The Select Committee has been sitting each Monday and hearing many submissions on what different sector groups and agencies would like to see in New Zealand's domestic climate change policies. Some have been calling for a "do nothing" policy. This is supported by neither National nor Labour for very compelling reasons of international credibility and trade implications. Our best guess is that we will have an ETS, with the pre-1990 forest provisions altered to accommodate offsetting i.e. deforestation on one site replaced by a forest of equivalent biological growth on another. This concept is however not getting a great deal of traction in the international negotiations for post-2012 so the government will be concerned about the fiscal implications of such a policy. That may be reflected in the allocation of pre-1990 forest land "partial compensation" units.

Discussions to date around post-1989 forests have focussed on enhancements that further de-risk the scheme to encourage new planting. Specifically a Force Majeure clause that would cover forest losses from causes not reasonably insurable by the forest owner, and potentially an "averaging" scheme that would enable forest owners to secure 50% of the forest credits from new planting, but face no harvest liabilities provided the forest is replanted.

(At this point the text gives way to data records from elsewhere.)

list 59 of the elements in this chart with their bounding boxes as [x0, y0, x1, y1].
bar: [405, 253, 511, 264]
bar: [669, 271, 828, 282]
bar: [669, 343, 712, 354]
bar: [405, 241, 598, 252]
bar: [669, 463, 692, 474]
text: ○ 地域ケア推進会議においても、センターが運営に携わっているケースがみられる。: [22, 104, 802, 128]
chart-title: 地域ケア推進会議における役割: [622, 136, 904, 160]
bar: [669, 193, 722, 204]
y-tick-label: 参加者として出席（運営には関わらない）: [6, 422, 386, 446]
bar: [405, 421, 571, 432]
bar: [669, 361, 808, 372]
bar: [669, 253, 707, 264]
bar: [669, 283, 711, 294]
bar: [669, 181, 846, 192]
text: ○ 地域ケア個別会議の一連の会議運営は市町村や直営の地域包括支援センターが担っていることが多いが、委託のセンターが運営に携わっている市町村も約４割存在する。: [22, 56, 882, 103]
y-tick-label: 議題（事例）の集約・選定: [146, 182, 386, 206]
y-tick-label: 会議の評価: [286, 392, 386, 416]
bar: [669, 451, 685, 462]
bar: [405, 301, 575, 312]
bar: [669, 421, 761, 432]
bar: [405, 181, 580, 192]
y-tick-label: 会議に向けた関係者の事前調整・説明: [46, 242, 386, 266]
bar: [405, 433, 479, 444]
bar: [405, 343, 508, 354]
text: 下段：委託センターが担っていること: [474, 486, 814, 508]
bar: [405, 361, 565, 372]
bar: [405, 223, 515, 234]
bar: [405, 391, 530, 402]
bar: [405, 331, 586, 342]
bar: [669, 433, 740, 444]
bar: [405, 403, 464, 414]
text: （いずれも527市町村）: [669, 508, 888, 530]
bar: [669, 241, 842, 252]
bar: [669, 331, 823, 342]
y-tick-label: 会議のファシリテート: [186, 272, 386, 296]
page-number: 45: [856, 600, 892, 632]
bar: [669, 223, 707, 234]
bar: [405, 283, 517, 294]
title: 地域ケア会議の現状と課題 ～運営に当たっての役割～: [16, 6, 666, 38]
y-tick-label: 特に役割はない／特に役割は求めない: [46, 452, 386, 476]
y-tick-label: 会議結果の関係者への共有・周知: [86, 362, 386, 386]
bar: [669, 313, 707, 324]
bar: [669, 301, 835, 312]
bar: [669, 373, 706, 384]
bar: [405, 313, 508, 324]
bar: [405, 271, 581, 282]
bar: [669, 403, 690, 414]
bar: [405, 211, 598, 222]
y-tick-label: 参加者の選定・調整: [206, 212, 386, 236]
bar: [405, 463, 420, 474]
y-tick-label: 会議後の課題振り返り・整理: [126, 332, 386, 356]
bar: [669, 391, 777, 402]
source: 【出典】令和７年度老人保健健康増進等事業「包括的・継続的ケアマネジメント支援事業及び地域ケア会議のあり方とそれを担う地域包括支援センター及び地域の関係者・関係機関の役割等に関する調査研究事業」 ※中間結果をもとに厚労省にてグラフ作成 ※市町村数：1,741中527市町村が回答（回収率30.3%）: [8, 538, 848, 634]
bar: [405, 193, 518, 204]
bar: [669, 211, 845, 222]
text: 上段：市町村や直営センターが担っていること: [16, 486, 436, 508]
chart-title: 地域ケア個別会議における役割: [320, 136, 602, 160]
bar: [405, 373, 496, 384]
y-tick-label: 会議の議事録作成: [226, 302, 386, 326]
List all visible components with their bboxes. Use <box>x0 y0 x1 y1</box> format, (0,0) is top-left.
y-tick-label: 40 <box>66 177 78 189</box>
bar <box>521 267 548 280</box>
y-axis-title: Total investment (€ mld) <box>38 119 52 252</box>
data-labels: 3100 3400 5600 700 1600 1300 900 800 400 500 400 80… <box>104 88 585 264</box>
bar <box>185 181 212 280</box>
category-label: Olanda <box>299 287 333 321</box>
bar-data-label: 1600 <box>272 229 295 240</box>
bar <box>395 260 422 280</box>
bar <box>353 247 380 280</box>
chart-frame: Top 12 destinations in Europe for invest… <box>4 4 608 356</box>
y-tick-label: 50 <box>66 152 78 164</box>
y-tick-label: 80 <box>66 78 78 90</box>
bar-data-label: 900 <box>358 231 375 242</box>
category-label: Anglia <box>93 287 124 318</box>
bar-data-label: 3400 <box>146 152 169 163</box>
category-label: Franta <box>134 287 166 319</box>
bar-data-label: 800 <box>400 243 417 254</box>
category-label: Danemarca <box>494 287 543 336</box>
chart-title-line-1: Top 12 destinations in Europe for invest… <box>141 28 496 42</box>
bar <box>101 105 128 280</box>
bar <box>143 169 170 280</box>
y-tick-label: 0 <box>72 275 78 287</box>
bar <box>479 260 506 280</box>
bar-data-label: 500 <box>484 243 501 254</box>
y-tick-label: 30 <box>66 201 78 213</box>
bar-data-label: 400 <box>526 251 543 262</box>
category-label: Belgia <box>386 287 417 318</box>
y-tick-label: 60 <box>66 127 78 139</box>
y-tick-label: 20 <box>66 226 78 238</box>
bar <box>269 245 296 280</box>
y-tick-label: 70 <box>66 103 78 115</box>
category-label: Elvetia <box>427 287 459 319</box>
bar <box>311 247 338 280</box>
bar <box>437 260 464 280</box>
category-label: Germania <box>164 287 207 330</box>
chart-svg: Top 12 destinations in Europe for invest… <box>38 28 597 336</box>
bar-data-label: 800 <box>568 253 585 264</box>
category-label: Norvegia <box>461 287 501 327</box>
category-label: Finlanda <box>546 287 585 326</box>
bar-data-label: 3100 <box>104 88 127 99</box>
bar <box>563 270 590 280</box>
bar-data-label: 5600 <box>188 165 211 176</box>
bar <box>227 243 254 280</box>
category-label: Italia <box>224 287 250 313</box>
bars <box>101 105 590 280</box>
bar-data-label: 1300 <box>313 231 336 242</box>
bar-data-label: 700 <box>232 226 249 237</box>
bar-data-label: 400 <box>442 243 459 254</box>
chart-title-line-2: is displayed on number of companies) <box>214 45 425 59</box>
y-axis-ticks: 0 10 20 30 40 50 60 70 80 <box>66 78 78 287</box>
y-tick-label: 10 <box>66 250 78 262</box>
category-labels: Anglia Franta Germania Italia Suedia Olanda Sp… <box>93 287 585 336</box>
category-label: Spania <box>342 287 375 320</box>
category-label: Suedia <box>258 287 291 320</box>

A better understanding of any amendments to existing legislation, including the treatment of other sectors (so important to make an ETS work for forestry) will be revealed following the Select Committee report in late June or early July.

What About 2009 Planting?

We are not aware of much new planting planned for 2009. This is hardly surprising given the uncertainty created by the ETS review. In all my involvement with the ETS over the last 5 years (including as a member of the Government's Climate Change Leadership Forum) I have not heard anyone in either the private sector or government dispute that increased tree planting is an important part of the NZ domestic climate change response. This applies regardless of the flavour of what the rest of the domestic policy looks like.

Being highly capital intensive it is desirable that this new tree planting is funded by the private sector rather than the taxpayer. But in 2009 we are in a unique situation that the private sector does not have the confidence to start investing until the outcome of the current ETS legislation is known. Thus if ANY material area of new land planting is to be commenced in 2009 it must be carried out by government or initiated by a government policy that makes it attractive for the private sector. Such activity need not be subject to finalisation of the ETS review.

Treestocks and planting labour are available now for a 7-10,000 ha afforestation programme. Some private land is available for lease. Access to a small area of government land (e.g. Department of Conservation) land may be needed if the government were to fund the tree planting. Getting started this year would mean the infrastructure around larger planting programmes in future was not further eroded.